Gentle as my words was, they brung that scowl back to his face. “I never figured you for being so downright mean, Sunny.”

He turned and opened the door, and I stepped forward and touched my hand to the Carhart jacket covering his shoulders, regret heavy in my heart. “Trey, c’mon now. You know I didn’t mean it like that.”

“I think you meant it exactly like that,” he said real quiet, with his back still to me. “But as mean as it was, I know you ain’t a selfish woman. You think on that, ya hear?”

I opened my mouth to say something, anything what’d scrub the sorrow outta his voice. When nothing come to mind, I let my hand drop, and he walked out the door and closed it so quiet, I barely heard it latch shut.

“He’s right,” Nora said from off to my left.

I glanced her way and found her leaning one shoulder against the hallway wall, her arms crossed over the logo of one of Daddy’s old sweatshirts.

“Right about what?” I said.

“People are drawn to you. Magic is drawn to you.” She shrugged once and resettled herself against the wall. “You’re like a magnet for it. I don’t know why.”

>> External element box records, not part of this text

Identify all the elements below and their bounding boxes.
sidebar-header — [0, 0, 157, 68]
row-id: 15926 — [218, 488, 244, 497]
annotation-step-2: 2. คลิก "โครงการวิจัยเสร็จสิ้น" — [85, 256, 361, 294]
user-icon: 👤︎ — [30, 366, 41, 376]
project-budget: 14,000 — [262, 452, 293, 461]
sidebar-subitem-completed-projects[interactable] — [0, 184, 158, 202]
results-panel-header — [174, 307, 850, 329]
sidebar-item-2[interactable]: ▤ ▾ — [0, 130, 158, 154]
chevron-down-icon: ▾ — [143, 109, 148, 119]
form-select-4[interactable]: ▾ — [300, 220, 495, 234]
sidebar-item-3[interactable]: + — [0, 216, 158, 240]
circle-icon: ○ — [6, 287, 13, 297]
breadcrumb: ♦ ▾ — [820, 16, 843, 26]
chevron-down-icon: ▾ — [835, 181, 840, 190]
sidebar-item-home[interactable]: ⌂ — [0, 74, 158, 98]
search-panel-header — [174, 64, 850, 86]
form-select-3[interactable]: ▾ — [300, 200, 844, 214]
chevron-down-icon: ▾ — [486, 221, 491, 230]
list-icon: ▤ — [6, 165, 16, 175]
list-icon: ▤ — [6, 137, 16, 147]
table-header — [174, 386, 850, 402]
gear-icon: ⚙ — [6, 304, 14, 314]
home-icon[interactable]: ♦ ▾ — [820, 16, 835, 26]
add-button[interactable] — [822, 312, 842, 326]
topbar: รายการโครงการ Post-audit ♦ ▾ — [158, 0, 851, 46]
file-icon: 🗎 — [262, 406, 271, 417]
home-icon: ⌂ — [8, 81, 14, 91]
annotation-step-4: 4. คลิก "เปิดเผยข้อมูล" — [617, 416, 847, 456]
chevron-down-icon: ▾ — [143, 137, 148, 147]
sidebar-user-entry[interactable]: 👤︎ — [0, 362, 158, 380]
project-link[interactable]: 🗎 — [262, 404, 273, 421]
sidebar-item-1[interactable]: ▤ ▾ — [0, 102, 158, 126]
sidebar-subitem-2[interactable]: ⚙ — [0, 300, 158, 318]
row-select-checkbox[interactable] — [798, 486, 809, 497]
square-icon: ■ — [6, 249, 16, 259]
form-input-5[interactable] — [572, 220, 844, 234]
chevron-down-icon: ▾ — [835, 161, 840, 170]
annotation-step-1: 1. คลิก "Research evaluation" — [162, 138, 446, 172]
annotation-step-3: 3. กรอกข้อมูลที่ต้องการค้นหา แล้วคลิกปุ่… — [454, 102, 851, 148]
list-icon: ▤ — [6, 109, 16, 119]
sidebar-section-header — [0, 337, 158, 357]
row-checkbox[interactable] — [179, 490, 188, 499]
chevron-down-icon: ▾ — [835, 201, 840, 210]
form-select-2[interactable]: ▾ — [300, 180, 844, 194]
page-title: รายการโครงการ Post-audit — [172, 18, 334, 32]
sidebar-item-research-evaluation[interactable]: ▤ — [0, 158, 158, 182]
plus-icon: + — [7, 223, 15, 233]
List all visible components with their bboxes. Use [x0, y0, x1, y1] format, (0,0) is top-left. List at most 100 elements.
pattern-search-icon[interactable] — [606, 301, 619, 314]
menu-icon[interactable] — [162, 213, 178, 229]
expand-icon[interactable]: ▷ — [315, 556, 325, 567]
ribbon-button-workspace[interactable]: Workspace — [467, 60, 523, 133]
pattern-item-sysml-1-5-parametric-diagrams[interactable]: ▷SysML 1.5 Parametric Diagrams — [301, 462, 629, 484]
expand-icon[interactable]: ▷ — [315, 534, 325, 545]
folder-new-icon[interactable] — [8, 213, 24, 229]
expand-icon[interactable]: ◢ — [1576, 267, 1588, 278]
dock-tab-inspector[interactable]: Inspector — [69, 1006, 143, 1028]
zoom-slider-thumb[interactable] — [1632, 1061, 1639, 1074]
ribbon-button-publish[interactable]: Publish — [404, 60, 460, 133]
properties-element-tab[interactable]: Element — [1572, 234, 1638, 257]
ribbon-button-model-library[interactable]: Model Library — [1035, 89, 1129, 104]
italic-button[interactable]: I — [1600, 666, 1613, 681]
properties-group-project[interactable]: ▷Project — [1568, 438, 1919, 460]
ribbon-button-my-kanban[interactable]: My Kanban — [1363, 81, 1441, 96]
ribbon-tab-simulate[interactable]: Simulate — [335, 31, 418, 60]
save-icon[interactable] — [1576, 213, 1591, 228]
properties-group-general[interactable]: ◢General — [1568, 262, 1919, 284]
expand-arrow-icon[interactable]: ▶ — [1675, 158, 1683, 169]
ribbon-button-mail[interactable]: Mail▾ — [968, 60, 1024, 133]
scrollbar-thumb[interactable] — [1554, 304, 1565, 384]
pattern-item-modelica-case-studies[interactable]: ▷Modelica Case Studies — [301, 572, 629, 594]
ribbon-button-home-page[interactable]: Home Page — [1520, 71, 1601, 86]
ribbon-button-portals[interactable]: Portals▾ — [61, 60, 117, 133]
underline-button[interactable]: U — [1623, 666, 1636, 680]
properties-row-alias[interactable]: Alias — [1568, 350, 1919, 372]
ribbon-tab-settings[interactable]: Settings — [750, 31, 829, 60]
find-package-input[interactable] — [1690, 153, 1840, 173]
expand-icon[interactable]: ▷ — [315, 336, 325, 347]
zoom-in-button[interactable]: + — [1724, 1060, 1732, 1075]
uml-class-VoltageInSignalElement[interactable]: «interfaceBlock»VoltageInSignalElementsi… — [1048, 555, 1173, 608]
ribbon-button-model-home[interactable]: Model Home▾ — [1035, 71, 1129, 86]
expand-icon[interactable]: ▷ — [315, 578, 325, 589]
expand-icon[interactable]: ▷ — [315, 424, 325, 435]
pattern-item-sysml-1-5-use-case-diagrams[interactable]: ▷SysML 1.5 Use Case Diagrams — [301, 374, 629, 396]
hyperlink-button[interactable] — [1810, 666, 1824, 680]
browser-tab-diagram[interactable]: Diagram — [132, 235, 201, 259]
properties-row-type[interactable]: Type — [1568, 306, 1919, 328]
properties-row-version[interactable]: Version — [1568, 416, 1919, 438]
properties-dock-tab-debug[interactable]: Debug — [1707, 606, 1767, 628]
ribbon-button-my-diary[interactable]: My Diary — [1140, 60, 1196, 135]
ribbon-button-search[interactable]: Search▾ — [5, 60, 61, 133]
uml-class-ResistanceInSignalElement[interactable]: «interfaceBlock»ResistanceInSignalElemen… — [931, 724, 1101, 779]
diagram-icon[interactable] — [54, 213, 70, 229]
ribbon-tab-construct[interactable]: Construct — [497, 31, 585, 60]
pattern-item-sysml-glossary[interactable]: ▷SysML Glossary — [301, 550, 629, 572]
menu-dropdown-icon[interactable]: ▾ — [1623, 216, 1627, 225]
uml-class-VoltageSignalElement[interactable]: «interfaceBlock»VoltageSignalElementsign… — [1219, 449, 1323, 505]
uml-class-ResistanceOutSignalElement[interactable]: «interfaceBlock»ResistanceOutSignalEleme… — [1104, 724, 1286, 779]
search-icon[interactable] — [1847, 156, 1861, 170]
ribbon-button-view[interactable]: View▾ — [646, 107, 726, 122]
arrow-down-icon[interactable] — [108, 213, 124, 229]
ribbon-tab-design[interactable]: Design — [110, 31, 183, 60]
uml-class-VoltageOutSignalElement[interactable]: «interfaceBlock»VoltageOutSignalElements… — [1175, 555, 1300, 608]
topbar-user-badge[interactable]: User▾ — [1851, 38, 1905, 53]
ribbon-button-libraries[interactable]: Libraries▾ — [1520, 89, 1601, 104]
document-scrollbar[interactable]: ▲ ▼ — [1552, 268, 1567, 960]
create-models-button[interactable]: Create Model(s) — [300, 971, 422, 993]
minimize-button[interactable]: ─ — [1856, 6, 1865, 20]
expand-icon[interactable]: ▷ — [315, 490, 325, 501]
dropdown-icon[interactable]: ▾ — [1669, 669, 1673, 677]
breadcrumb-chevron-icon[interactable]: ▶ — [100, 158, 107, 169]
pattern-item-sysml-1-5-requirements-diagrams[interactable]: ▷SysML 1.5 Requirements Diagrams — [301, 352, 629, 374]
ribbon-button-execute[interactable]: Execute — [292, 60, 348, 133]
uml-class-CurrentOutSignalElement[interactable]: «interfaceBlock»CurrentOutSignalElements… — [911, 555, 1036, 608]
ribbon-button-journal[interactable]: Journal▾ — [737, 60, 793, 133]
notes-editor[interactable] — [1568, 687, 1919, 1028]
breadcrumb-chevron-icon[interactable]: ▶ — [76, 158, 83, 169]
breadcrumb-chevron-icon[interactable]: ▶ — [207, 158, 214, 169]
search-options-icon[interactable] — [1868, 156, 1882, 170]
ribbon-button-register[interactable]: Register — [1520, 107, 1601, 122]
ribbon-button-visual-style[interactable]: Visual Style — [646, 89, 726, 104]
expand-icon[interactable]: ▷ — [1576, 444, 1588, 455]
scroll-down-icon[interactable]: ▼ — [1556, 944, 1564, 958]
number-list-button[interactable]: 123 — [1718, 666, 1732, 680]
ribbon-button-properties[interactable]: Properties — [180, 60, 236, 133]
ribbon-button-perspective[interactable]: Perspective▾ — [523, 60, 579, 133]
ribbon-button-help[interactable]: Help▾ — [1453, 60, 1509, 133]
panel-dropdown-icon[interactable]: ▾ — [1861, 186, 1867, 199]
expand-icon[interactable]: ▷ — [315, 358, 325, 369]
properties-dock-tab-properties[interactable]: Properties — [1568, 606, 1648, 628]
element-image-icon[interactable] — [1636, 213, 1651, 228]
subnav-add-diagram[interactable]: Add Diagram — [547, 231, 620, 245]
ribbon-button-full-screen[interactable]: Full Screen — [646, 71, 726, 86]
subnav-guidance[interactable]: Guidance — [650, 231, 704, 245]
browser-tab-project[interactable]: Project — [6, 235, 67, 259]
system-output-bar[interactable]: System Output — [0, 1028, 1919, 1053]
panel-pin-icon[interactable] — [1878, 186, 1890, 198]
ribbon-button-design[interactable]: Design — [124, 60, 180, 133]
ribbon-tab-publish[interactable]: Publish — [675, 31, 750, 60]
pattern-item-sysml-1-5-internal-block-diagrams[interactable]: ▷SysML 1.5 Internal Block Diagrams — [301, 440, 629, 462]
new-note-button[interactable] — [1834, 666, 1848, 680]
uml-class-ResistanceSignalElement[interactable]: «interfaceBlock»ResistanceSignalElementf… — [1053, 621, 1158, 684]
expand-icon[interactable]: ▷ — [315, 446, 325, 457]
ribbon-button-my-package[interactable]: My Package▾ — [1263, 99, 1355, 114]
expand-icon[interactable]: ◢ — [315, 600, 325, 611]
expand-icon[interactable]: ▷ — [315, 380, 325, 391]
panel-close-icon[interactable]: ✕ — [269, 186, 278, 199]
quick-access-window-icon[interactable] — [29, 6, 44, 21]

I swallowed down the hurt still lodged in my throat. “Maybe it ain’t got nothing to do with me. Maybe it’s just this time and this place.”

She shook her head, tumbling her hair down around her shoulders. “No, Sunshine. It’s you.”

“So I really am the reason for all the trouble we’ve had, for Mary Alice’s visions and Brenyn kidnapping them young’uns and—” I let my hands flap at my sides and looked at her, so helpless I coulda cried.

“Not that, no,” she said, gentle as a lamb. “You’re not a magnet for trouble. I think—”

Her lips clamped together tighter’n an oyster around a pearl, and my hands flapped again at my thighs. “Just spit it out already.”

“I think you were put here because of the trouble, and we were pulled toward you so we could help you sort it out.” She cocked her head to the side, resting it against the wall, and smiled real soft. “Does that make sense?”

I thought about it for a minute, tried to anyhow, but my brain was so tangled up in it all, I couldn’t find a clear enough space to think it through. My stomach rumbled right then, which was a good enough excuse for me to avoid all them well-deep ruminations.

“It’s my turn to make breakfast, if you wanna grab a shower,” I said.

She looked at me for a minute, her eyes wiser’n her appearance by far, then she pushed herself away from the wall and grinned. “I’m all about the bacon.”

“You do eat a lot of it, for a vegetarian.”

“Reformed vegetarian,” she said, real sassy, and I snorted out a laugh and hopped to it in the kitchen. Anything to get my mind off the hurt I done caused to the folks I loved best.